Имея в виду назначение новой книги по истории партии, Сталин подчеркнул: надо было разъяснить, «что большевики видят разницу между различными войнами и вовсе не исключено, что при известных условиях сами начнут выступать». Напомнил слушателям-пропагандистам работу В.И. Ленина «О лозунге Соединенных Штатов Европы», в которой основатель советского государства «прямо говорил, что пролетариат, взяв власть в одной стране и организовав социалистическое производство, вынужден будет силою обстоятельств предпринять поход против других отставших, реакционных капиталистических стран для того, чтобы помочь пролетариату этих стран освободиться от буржуазии».
Задача новой истории партии состоит в том, заявил далее Сталин, чтобы освободить «наше руководство от упрощенства в теоретических вопросах, от опошления некоторых отдельных положений, от вульгаризации». Конкретизируя свою мысль, он назвал неправильным, когда «часто изображают позицию большевиков по вопросу о войне как позицию оборонческую только, пацифистскую». Большевики не просто пацифисты, разъяснял он, «которые вздыхают о мире и потом начинают браться за оружие только в том случае, если на них напали. Неверно это. Бывают случаи, когда большевики сами будут нападать, если война справедливая, если обстановка подходящая, если условия благоприятствуют, сами начнут нападать. Они вовсе не против наступления, не против всякой войны. То, что мы сейчас кричим об обороне — это, вуаль, вуаль. Все государства маскируются: с волками живешь, по-волчьи приходится выть. (Смех). Глупо было бы все свое нутро выворачивать и на стол выложить. Сказали бы: дураки»{197}.
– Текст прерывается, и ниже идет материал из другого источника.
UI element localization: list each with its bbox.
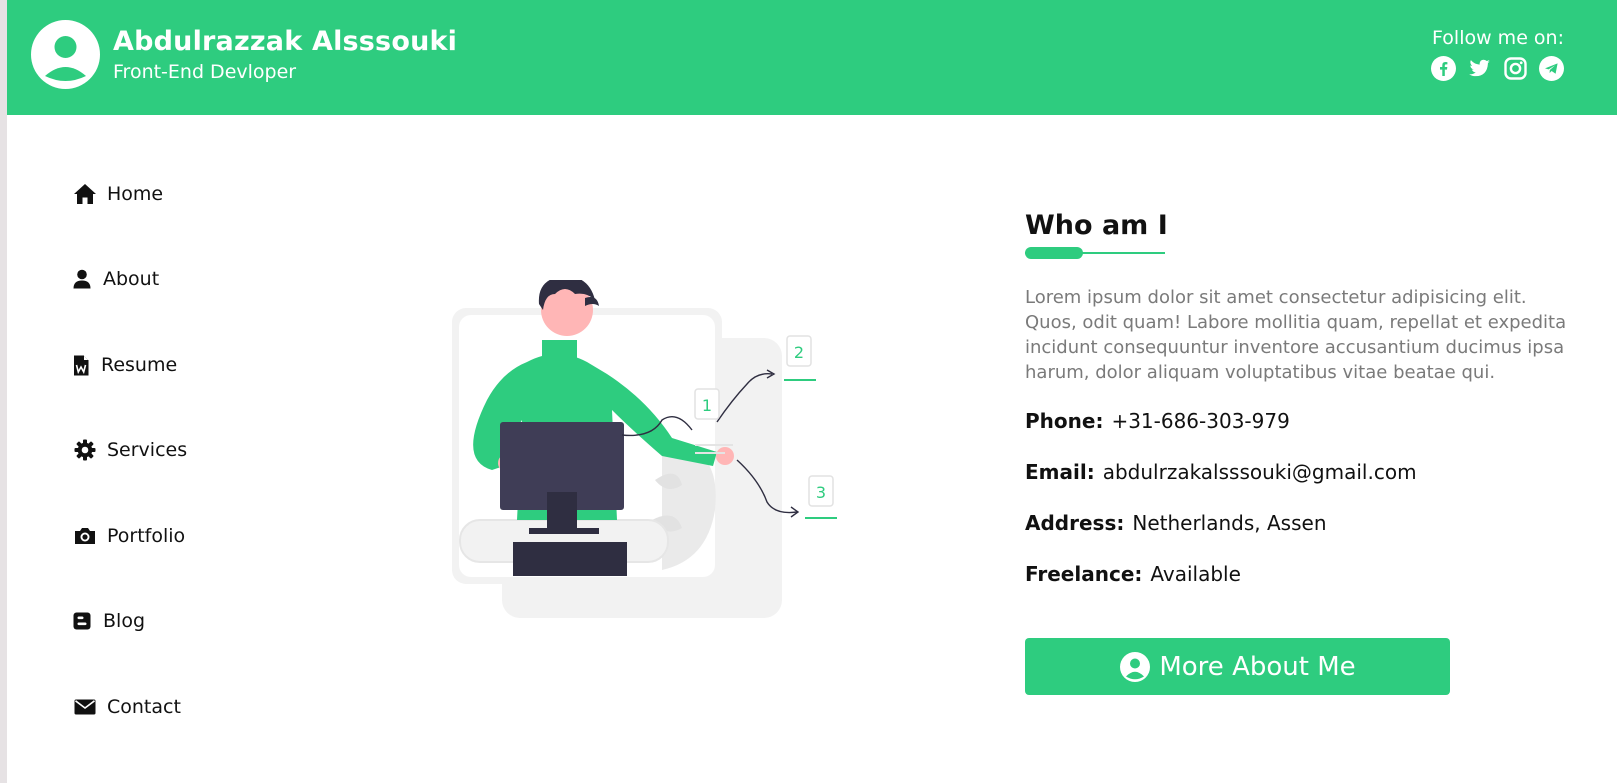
about-section: Who am I Lorem ipsum dolor sit amet cons… xyxy=(1025,210,1575,695)
nav-item-label: Home xyxy=(107,183,164,205)
email-detail: Email: abdulrzakalsssouki@gmail.com xyxy=(1025,446,1575,497)
nav-item-label: Services xyxy=(107,439,188,461)
social-links xyxy=(1431,56,1564,81)
nav-item-blog[interactable]: Blog xyxy=(73,606,145,636)
nav-item-services[interactable]: Services xyxy=(73,435,187,465)
nav-item-label: Contact xyxy=(107,696,181,718)
word-file-icon xyxy=(73,353,89,377)
address-label: Address: xyxy=(1025,510,1125,535)
freelance-value: Available xyxy=(1150,561,1241,586)
user-avatar-icon xyxy=(45,36,86,81)
freelance-detail: Freelance: Available xyxy=(1025,548,1575,599)
nav-item-portfolio[interactable]: Portfolio xyxy=(73,521,185,551)
site-owner-role: Front-End Devloper xyxy=(113,61,297,83)
instagram-icon[interactable] xyxy=(1503,56,1528,81)
developer-illustration: 1 2 3 xyxy=(447,276,857,625)
blogger-icon xyxy=(73,609,91,633)
nav-item-label: About xyxy=(103,268,160,290)
site-owner-name: Abdulrazzak Alsssouki xyxy=(113,26,458,57)
marker-1: 1 xyxy=(702,396,712,415)
phone-value: +31-686-303-979 xyxy=(1111,408,1290,433)
more-about-me-label: More About Me xyxy=(1159,651,1356,682)
twitter-icon[interactable] xyxy=(1467,56,1492,81)
bio-text: Lorem ipsum dolor sit amet consectetur a… xyxy=(1025,287,1567,383)
more-about-me-button[interactable]: More About Me xyxy=(1025,638,1450,695)
nav-item-resume[interactable]: Resume xyxy=(73,350,177,380)
envelope-icon xyxy=(73,695,97,719)
contact-details: Phone: +31-686-303-979 Email: abdulrzaka… xyxy=(1025,395,1575,599)
freelance-label: Freelance: xyxy=(1025,561,1143,586)
home-icon xyxy=(73,182,97,206)
email-value: abdulrzakalsssouki@gmail.com xyxy=(1102,459,1417,484)
telegram-icon[interactable] xyxy=(1539,56,1564,81)
phone-detail: Phone: +31-686-303-979 xyxy=(1025,395,1575,446)
user-icon xyxy=(73,267,91,291)
page: Abdulrazzak Alsssouki Front-End Devloper… xyxy=(7,0,1617,783)
nav-item-label: Portfolio xyxy=(107,525,186,547)
camera-icon xyxy=(73,524,97,548)
nav-item-contact[interactable]: Contact xyxy=(73,692,181,722)
nav-item-home[interactable]: Home xyxy=(73,179,163,209)
follow-label: Follow me on: xyxy=(1432,27,1564,49)
nav-item-label: Resume xyxy=(101,354,178,376)
nav-item-about[interactable]: About xyxy=(73,264,159,294)
section-title: Who am I xyxy=(1025,210,1168,241)
email-label: Email: xyxy=(1025,459,1095,484)
address-detail: Address: Netherlands, Assen xyxy=(1025,497,1575,548)
facebook-icon[interactable] xyxy=(1431,56,1456,81)
phone-label: Phone: xyxy=(1025,408,1104,433)
marker-3: 3 xyxy=(816,483,826,502)
site-header: Abdulrazzak Alsssouki Front-End Devloper… xyxy=(7,0,1617,115)
user-circle-icon xyxy=(1119,651,1151,683)
marker-2: 2 xyxy=(794,343,804,362)
gear-icon xyxy=(73,438,97,462)
avatar[interactable] xyxy=(31,20,100,89)
nav-item-label: Blog xyxy=(103,610,145,632)
title-underline xyxy=(1025,247,1165,261)
address-value: Netherlands, Assen xyxy=(1132,510,1327,535)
На следующий день «Правда» в передовой статье «Теория, преобразующая мир», повторила сталинское положение о враждебном капиталистическом окружении, «устоять» против которого и «победить» который можно лишь, укрепляя «мощь советского государства»{198}. Еще через несколько дней газета в подвальной статье «Два рода войн» (автор М. Баскин) заявила: «…мы ни в коем случае не уподобляемся буржуазным и мелкобуржуазным пацифистам, вздыхающим о мире и ограничивающимся пропагандой мира»{199}.
Тем временем, «многодневные» обсуждения в Кремле итогов Мюнхена{200} практически не повлияли на советскую стратегию в международных делах. Из ноябрьского (1938 г.) юбилейного доклада В.М. Молотова следовало, что сталинское руководство не пересмотрело позицию противопоставления СССР не только фашистским агрессорам, но и демократическому Западу (который, признавал Сталин, был, «конечно», сильнее агрессоров), полагаясь на свою вне- и надкоалиционную политику. Как видно, оно вовсе не опасалось международной изоляции в итоге Мюнхена, настаивая на неизменности своего подхода к внешнеполитическим проблемам под углом классовой биполярности — «две системы», «два мира». Подхода, наиболее отчетливо проявившегося в эру Холодной войны и, в конце концов, приведшего Советский Союз к историческому крушению{201}.